As the law does not provide many options for pushback – partially due to self-imposed constraints – states may turn to other means to impose consequences. Recent military cyber doctrine out of the United States references the “integration of cyberspace operations with information operations”, suggesting a turn towards the weaponisation information in the public digital domain and the treatment of the public information sphere as a battlefield (again). A dark reading of recent changes in American military cyber doctrine – combining this integration of cyberspace operations and InfoOps with the doctrines of “defending forward” and “persistent engagement” – suggests that the US may be gearing up to “fight fire with fire“.
The first American reaction to Russian influence operations, however, followed a different playbook. In 2018, the US hit back at the Internet Research Agency (IRA), the famous Russian troll factory, by trolling individual IRA members and taking the organisation offline during the 2018 midterm election. If and when the US does decide to target the integrity of information in the public domain, escalation is almost certain to ensue as the other major cyber powers are likely to follow suit.
Double or Nothing
Where does this leave the international community? The legal tools available to fight back against InfoOps still feel inadequate, especially when elections have been “violated”. Domestic criminal law only allows for the indictment of suspects with relatively minor offences. International law only applies when accusing a state of violating principles of international law, such as ‘non-intervention’. It’s a double or nothing situation: bringing minor charges under criminal law is close to doing nothing and legal experts do not actually expect any of the accused to end up in court. Whereas calling out election interference as a violation of international law opens up possibilities for more severe repercussions, including legal countermeasures. So far, wary of upping the ante, most states are opting for an approach closer to nothing.

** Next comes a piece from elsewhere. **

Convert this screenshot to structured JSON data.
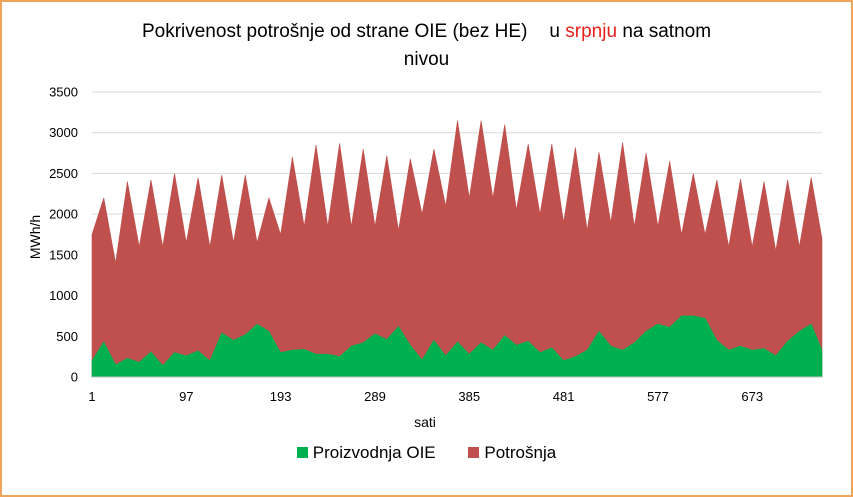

In these circumstances, many states may default to non-legal responses to impose consequences for election interference, possibly even resorting to conducting their own InfoOps as payback. For liberal democracies, however, it’s hard to argue that this “low road” is morally defensible – or operationally practical. Operationally, it’s not a level playing field. Authoritarian regimes have much more control over their national information spheres, giving them a defensive advantage, while liberal democracies’ open information spheres and spaces for public debate provide vulnerable targets. Authoritarian intelligence agencies are also less constrained by the type of legal oversight that limits the tool box available to their counterparts in liberal democracies.
Finally, but crucially, conducting covert information operations makes liberal democracies vulnerable to charges of hypocrisy. It’s hard to defend the integrity of information by fighting the integrity of information. Fighting fire with fire is likely to get democracies burned. That should make the legal option more attractive – even though turning “nothing” into “double” will be an uphill battle.